Tears Mix With Rain As The Green Machine Loses Three Big Wheels
Sydney Morning Herald
Monday July 10, 2000
Laurie Daley, David Furner and Brett Mullins bid the Canberra faithful farewell yesterday with a 40-12 win over Sydney. Roy Masters reports.
ONE man, one club, one result. It wasn't a football match yesterday at Bruce Stadium; it was Laurie Daley day.
A rainbow appeared as Daley and teammates Brett Mullins and David Furner began their last lap of their home ground after careers which date back to 1987.
Romantics and amateur meteorologists alike said they had never seen such a rainbow, which straddled the field to make a colourful backdrop for Daley, who will retire from football at the end of the season, and Mullins and Furner, who will resume their careers in England.
Daley played like a man willing to die for his emperor in his club's humiliation of the Sydney Roosters.
He said afterwards: ``I felt invincible out there today. I felt I could do nothing wrong."
It was a day for record breaking and quirky combinations of try scorers, almost as if the points, like the weather, had been ordained.
Daley said: ``When I woke up this morning, I hoped it wouldn't rain and it was a fairytale for me the way it ended."
When Furner kicked his 500th goal for the club on half-time to give the Raiders a 14-8 lead, it was dry. Midway through the second half, with black clouds brooding, even the scoring turned surreal.
The score raced to 24-8 after two tries which involved the same three players in the same positions on the same part of the field.
The first came when Daley ignited a movement to his left and passed to Mullins, who had to juggle the difficult ball while held by three players. Yet he released it while falling and Jason Croker scored. Five minutes later, Daley ran with the football in his characteristic way of carrying it in front of his body, passed it on to Mullins, who tapped it to Croker, who carried four players over the line with him.
Daley and Croker are very close, a word which could also be used to describe the conversion attempts by Furner, a man who clearly did not want to be left out of this strange little piece of history.
His conversion attempt of the first try was successful but his second hit the upright.
Further tries to winger Jamaal Lolesi and Mullins followed and, when Sydney winger Anthony Minichiello scored, the sky began weeping rain. Minichiello's try, in the 70th minute, was the first time the Roosters had scored since the 17th minute, when they led 8-0.

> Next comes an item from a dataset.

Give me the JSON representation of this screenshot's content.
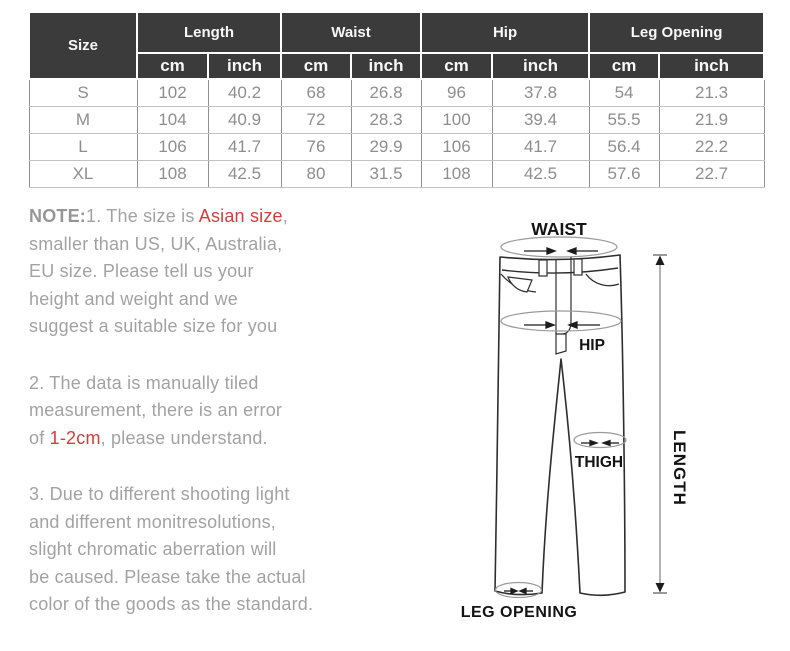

Daley said: ``When we were behind 8-0, I didn't worry. I just knew the boys were switched on."
Daley the warrior admitted he turned weeper just before kick-off.
``When I went to speak to the boys before running out, I started crying," he said.
The anticipated clash of Daley and Sydney captain Brad Fittler was a non-event. Although both played five-eighth, they rarely confronted each other, Fittler often defending on the blind and Daley standing wide as a centre in attack.
The Roosters have now conceded 80 points in two games and, although it is tempting to suggest defence is their problem, they lack direction in attack.
With half Adrian Lam out injured, Craig Wing has been forced to play first receiver.
Roosters coach Graham Murray said: ``Craig is not a No7, he's a No6. We tried to change things subtly but it backfired."
With Fittler having no cohesion with Wing and Daley linking so successfully with half Andrew McFadden, the Raiders had more points of attack. A half-time penalty count of 7-1 against the Roosters also had a major impact.
The nucleus of strong teams remains home-grown talent, and all three retiring Raiders were developed in the local area.
Mullins, 28, is too talented and still too young to be lost to English football, although it is understood he is yet to sign with Leeds.
Yesterday he scored tries, set up tries and saved tries.
Daley's father, Lance, an engine driver on the XPT, was at the game, saying he was looking forward to the next seven weeks, in which his son will make a whistlestop conclusion to his career, hopefully ending in a victorious grand final.
The crowd was treated to a montage of video clips of Daley on a big screen, showing him as a youngster, an unblocked phantom who would appear out of nowhere and ruin play after play with shuddering tackles.
As his knee began to ache, he surrendered power and speed but he never lost his fans.
Yesterday, after he made a soaring 40-20 kick, the savvy fans were on the edge of their seats.
A scrum was set 20m out, the Raiders to feed.
With the crowd chanting ``Laurie", he ran from the scrum, almost lost the ball but retrieved it.
But the Roosters gained possession, then lost it on a clearing kick when Mark McLinden set up winger Lesley Vainikolo for a try.
Daley set up the conversion attempt near the sideline.
The crowd of 23,603 began chanting once more.
The kick was high but short.
In Daley's last game at Bruce, he may have lost the opportunity to score points but he found in an adoring public his pot of gold at the end of the rainbow.